At the macroeconomic level, he believes that the unrestricted free market will not be able to create the changes he sees for the future. A mixed economy of government intervention and market cooperation is the only way to oversee such a large shift in thought.  At the microeconomic level, he calls for innovative integration between Western technology and Eastern ancient values to build a global business model. While the current model is linear, a new possible archetype would be circular, including recycling and reuse. Ghosh argues that Adam Smith’s invisible hand works in the city-centric capitalist regime, but if we want to forward the goal of developing villages as self-sufficient titans of agriculture, we must use socialized networks and what Ghosh calls “cellular capitalism in a green economy”.

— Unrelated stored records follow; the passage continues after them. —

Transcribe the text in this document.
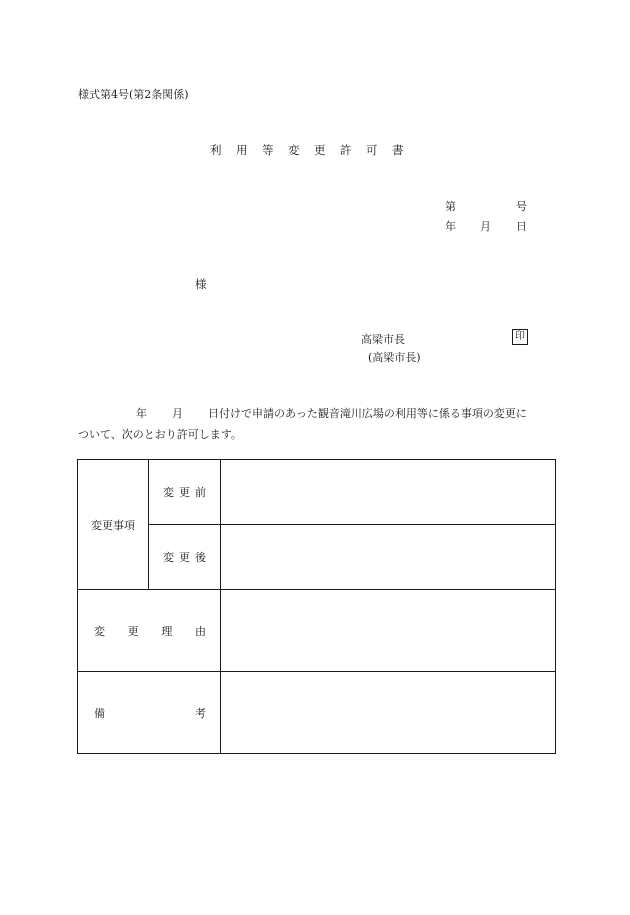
様式第4号(第2条関係)
利 用 等 変 更 許 可 書
第	号
年 月 日
様
高梁市長	印
(高梁市長)
年 月 日付けで申請のあった観音滝川広場の利用等に係る事項の変更に
ついて、次のとおり許可します。
変更事項	変 更 前	

	変 更 後	

変 更 理 由		

備 考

Though I agree with much of what Professor Ghosh had to say from an idealist’s standpoint, the feasibility of what he is proposing remains unclear. For one, China and India are not the only key economies in the market; if they employ this kind of circular model and no other country with economic hegemony joins them, they could be looking at large losses at a peak in their growth and development as nations. These countries cannot afford to make a costly paradigmatic shift unless others are on board as well. Another question to consider is who we would look to first to create this kind of change- the firms who run the current market, or the government who restricts it?

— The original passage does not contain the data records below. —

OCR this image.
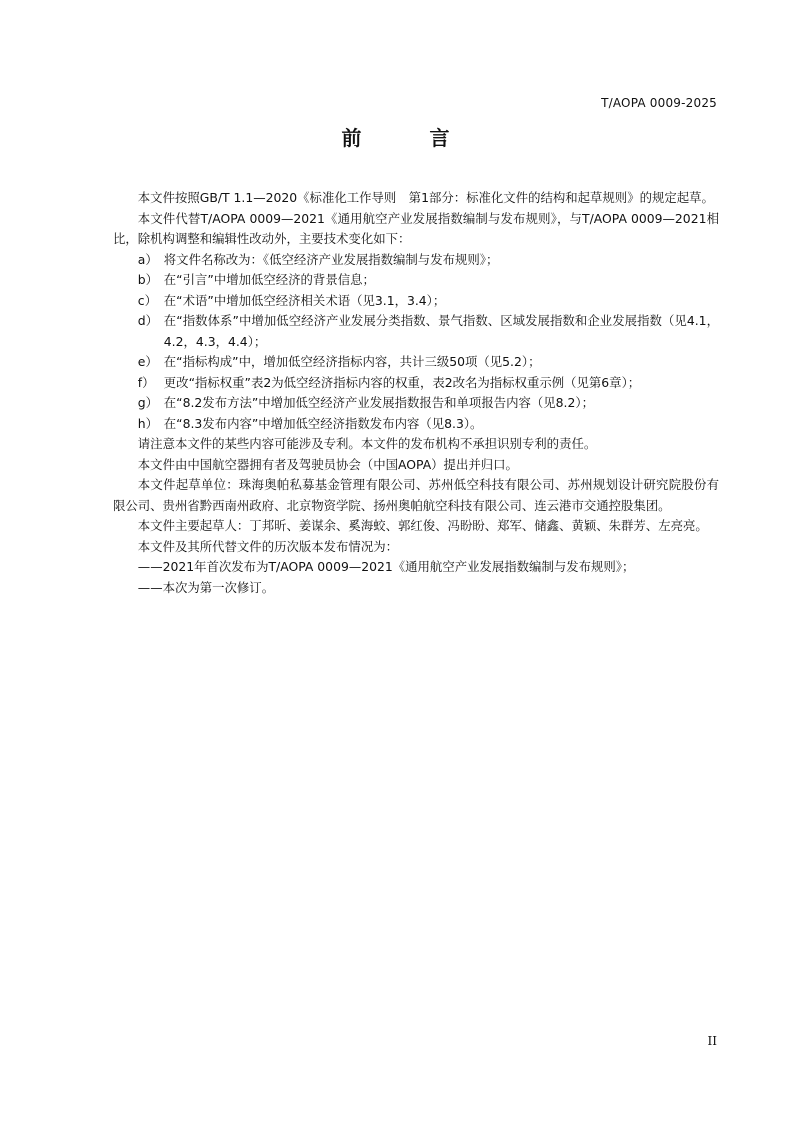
T/AOPA 0009-2025
前　言

本文件按照GB/T 1.1—2020《标准化工作导则　第1部分：标准化文件的结构和起草规则》的规定起草。

本文件代替T/AOPA 0009—2021《通用航空产业发展指数编制与发布规则》，与T/AOPA 0009—2021相比，除机构调整和编辑性改动外，主要技术变化如下：

a） 将文件名称改为：《低空经济产业发展指数编制与发布规则》；
b） 在“引言”中增加低空经济的背景信息；
c） 在“术语”中增加低空经济相关术语（见3.1，3.4）；
d） 在“指数体系”中增加低空经济产业发展分类指数、景气指数、区域发展指数和企业发展指数（见4.1，4.2，4.3，4.4）；
e） 在“指标构成”中，增加低空经济指标内容，共计三级50项（见5.2）；
f） 更改“指标权重”表2为低空经济指标内容的权重，表2改名为指标权重示例（见第6章）；
g） 在“8.2发布方法”中增加低空经济产业发展指数报告和单项报告内容（见8.2）；
h） 在“8.3发布内容”中增加低空经济指数发布内容（见8.3）。

请注意本文件的某些内容可能涉及专利。本文件的发布机构不承担识别专利的责任。

本文件由中国航空器拥有者及驾驶员协会（中国AOPA）提出并归口。

本文件起草单位：珠海奥帕私募基金管理有限公司、苏州低空科技有限公司、苏州规划设计研究院股份有限公司、贵州省黔西南州政府、北京物资学院、扬州奥帕航空科技有限公司、连云港市交通控股集团。

本文件主要起草人：丁邦昕、姜谋余、奚海蛟、郭红俊、冯盼盼、郑军、储鑫、黄颖、朱群芳、左亮亮。

本文件及其所代替文件的历次版本发布情况为：

——2021年首次发布为T/AOPA 0009—2021《通用航空产业发展指数编制与发布规则》；

——本次为第一次修订。

II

The Chinese government has already started taking steps toward reviving ancient roots. New industrial models include sustainable farming, intelligent power, and exploring alternative energy sources for powering at least 13 of the larger cities in Mainland China. India is still not making much progress on this front, which makes one wonder- what are the drawbacks for a nation like India that is attempting to change its economic model? I believe there are a variety of reasons. Firstly, a communist regime such a China will have more success with this because all that is needed is a can-do attitude from the leadership. Since they shape the market conditions and rules of firms, it will be much easier to regulate this shift than in the largest democracy of the world. China also has a positive trade balance- they have the ability to spend out of pocket for experimentation with innovative markets, whereas import-heavy countries such as India would not have the resources to make these changes. This also means that countries like the United States do not have the budget to pioneer such shifts. There is also the fear of disintegration if the Indian government encourages the buildup of villages as separate economies from the rest of the country.

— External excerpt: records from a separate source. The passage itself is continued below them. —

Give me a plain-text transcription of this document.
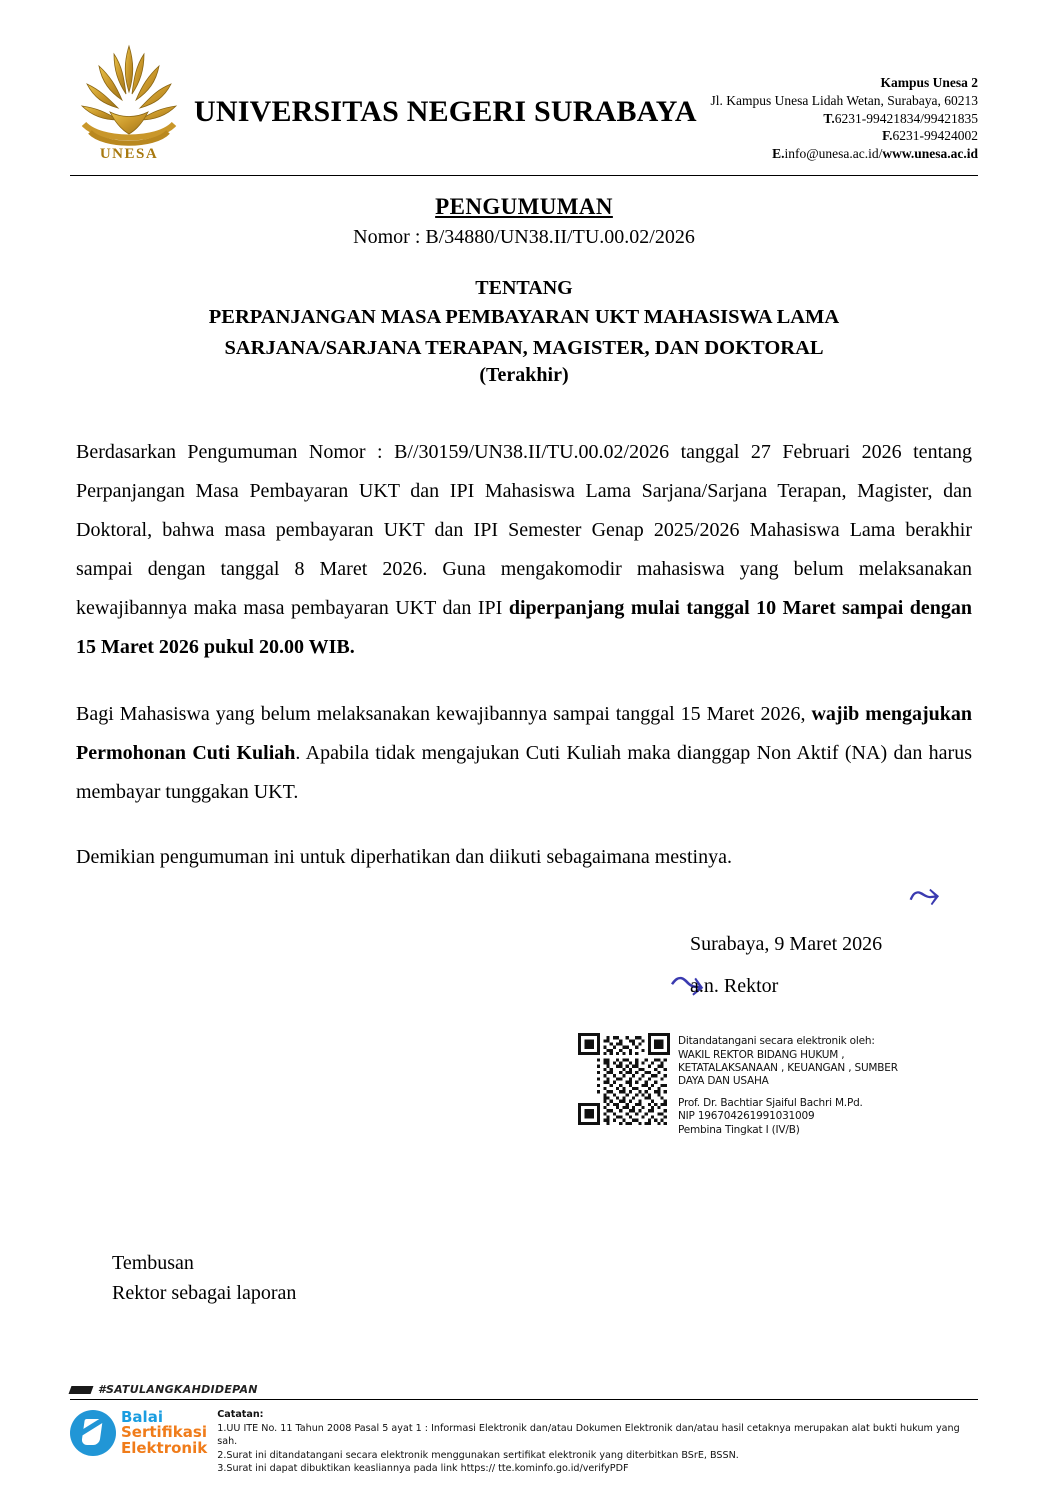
UNESA
UNIVERSITAS NEGERI SURABAYA
Kampus Unesa 2
Jl. Kampus Unesa Lidah Wetan, Surabaya, 60213
T.6231-99421834/99421835
F.6231-99424002
E.info@unesa.ac.id/www.unesa.ac.id
PENGUMUMAN
Nomor : B/34880/UN38.II/TU.00.02/2026
TENTANG
PERPANJANGAN MASA PEMBAYARAN UKT MAHASISWA LAMA
SARJANA/SARJANA TERAPAN, MAGISTER, DAN DOKTORAL
(Terakhir)

Berdasarkan Pengumuman Nomor : B//30159/UN38.II/TU.00.02/2026 tanggal 27 Februari 2026 tentang Perpanjangan Masa Pembayaran UKT dan IPI Mahasiswa Lama Sarjana/Sarjana Terapan, Magister, dan Doktoral, bahwa masa pembayaran UKT dan IPI Semester Genap 2025/2026 Mahasiswa Lama berakhir sampai dengan tanggal 8 Maret 2026. Guna mengakomodir mahasiswa yang belum melaksanakan kewajibannya maka masa pembayaran UKT dan IPI diperpanjang mulai tanggal 10 Maret sampai dengan 15 Maret 2026 pukul 20.00 WIB.

Bagi Mahasiswa yang belum melaksanakan kewajibannya sampai tanggal 15 Maret 2026, wajib mengajukan Permohonan Cuti Kuliah. Apabila tidak mengajukan Cuti Kuliah maka dianggap Non Aktif (NA) dan harus membayar tunggakan UKT.

Demikian pengumuman ini untuk diperhatikan dan diikuti sebagaimana mestinya.

⤳
⤳
Surabaya, 9 Maret 2026
a.n. Rektor
Ditandatangani secara elektronik oleh:
WAKIL REKTOR BIDANG HUKUM ,
KETATALAKSANAAN , KEUANGAN , SUMBER
DAYA DAN USAHA
Prof. Dr. Bachtiar Sjaiful Bachri M.Pd.
NIP 196704261991031009
Pembina Tingkat I (IV/B)
Tembusan
Rektor sebagai laporan
#SATULANGKAHDIDEPAN
Balai
Sertifikasi
Elektronik
Catatan:
1.UU ITE No. 11 Tahun 2008 Pasal 5 ayat 1 : Informasi Elektronik dan/atau Dokumen Elektronik dan/atau hasil cetaknya merupakan alat bukti hukum yang sah.
2.Surat ini ditandatangani secara elektronik menggunakan sertifikat elektronik yang diterbitkan BSrE, BSSN.
3.Surat ini dapat dibuktikan keasliannya pada link https:// tte.kominfo.go.id/verifyPDF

While I do believe that Professor Ghosh raises some very important ethical and ecological concerns, his ideas may still be in a prototypical phase not ready to be applied to nations that are at the cusp of their economic potential. The Chinese standard of living is quite low and with a GDP rising at 10%, there is nowhere to go but up. For the rest of the world, however, it will take some time before we can put mind over market and others before ourselves. As much as we want to, completely disregarding Hobbesian theory will not save the planet any faster than taking small steps to improve each of the G8 countries’ economy and ecology before trying to unite the world in the purview of “paradigm X”.